In most murine intestinal isolation protocols, epithelial and stromal cells are obtained from separate tissue segments, which may yield samples that reflect slightly different characteristics, potentially affecting reproducibility across experiments19,20. Currently, there are no standardized optimized protocols for isolating porcine intestinal crypts and iMSCs from the same tissue sample. Moreover, practical limitations in obtaining suitable human intestinal samples have led many researchers to rely on mismatched cell types from different organs (such as human enteroids with skin fibroblasts) to evaluate epithelial-mesenchymal cellular crosstalk, potentially confounding data interpretation21,22,23.
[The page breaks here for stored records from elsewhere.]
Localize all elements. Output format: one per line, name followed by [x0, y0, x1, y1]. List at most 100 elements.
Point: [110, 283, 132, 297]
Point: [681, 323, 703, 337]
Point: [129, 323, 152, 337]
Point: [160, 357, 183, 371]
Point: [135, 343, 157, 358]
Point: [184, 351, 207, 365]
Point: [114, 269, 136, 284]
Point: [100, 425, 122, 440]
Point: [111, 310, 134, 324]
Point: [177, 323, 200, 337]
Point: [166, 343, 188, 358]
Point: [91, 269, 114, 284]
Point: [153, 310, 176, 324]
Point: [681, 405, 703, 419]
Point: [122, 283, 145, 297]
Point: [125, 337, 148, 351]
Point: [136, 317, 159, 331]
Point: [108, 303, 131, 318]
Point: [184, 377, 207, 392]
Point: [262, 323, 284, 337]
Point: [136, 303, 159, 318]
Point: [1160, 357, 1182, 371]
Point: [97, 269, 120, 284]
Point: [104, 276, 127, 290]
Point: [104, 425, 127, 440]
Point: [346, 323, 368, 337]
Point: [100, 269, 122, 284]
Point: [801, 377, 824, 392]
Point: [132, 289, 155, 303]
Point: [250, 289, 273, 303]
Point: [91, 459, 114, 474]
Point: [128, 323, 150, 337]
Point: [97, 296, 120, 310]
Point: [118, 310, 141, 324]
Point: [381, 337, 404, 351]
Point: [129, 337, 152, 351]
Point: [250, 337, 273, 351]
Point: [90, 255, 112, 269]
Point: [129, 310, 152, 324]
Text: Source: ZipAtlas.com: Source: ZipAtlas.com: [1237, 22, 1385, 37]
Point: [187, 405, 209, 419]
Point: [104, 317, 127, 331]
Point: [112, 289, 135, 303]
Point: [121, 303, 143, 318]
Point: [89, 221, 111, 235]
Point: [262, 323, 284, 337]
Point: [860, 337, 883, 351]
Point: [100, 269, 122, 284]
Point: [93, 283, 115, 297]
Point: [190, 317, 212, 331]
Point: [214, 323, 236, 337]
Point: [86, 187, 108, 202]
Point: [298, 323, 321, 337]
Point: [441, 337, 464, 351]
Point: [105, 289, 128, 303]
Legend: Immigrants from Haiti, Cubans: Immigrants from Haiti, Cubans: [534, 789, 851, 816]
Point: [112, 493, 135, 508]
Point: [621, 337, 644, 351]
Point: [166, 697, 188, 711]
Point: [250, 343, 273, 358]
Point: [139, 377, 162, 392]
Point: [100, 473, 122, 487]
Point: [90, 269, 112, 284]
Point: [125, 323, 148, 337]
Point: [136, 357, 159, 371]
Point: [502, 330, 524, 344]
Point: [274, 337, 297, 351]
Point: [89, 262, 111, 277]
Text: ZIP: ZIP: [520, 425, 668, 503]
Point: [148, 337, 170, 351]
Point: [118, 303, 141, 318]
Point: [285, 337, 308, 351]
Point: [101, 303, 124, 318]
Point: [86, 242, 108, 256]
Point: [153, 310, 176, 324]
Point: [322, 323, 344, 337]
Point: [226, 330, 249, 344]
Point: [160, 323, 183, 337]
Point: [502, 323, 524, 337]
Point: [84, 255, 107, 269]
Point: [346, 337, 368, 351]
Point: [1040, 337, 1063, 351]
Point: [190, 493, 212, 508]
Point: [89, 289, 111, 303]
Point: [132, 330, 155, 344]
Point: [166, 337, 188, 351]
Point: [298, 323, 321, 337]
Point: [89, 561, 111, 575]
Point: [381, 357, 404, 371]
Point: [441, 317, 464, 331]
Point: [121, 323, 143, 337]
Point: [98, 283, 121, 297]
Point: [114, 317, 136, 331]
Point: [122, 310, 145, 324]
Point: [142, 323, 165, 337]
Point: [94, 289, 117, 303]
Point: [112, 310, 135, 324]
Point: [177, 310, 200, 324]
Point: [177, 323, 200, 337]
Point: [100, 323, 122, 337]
Although a recently published human intestinal biopsy protocol isolated crypts and obtained fibroblasts through outgrowth from the leftover epithelium-depleted tissue, comparable standardized approaches are lacking in pigs24. Pigs are used as a suitable animal model for translational research due to their anatomic and physiologic resemblance to humans2,18,25,26,27,28,29. Therefore, this method presents a sequential isolation protocol that recovers intestinal crypts and iMSCs from the same porcine jejunal segment based on the physiologic, anatomic, and morphologic structure of the intestine4,30. The procedure provides a reproducible framework for isolating both crypts and iMSCs suitable for future porcine intestinal co-culture studies.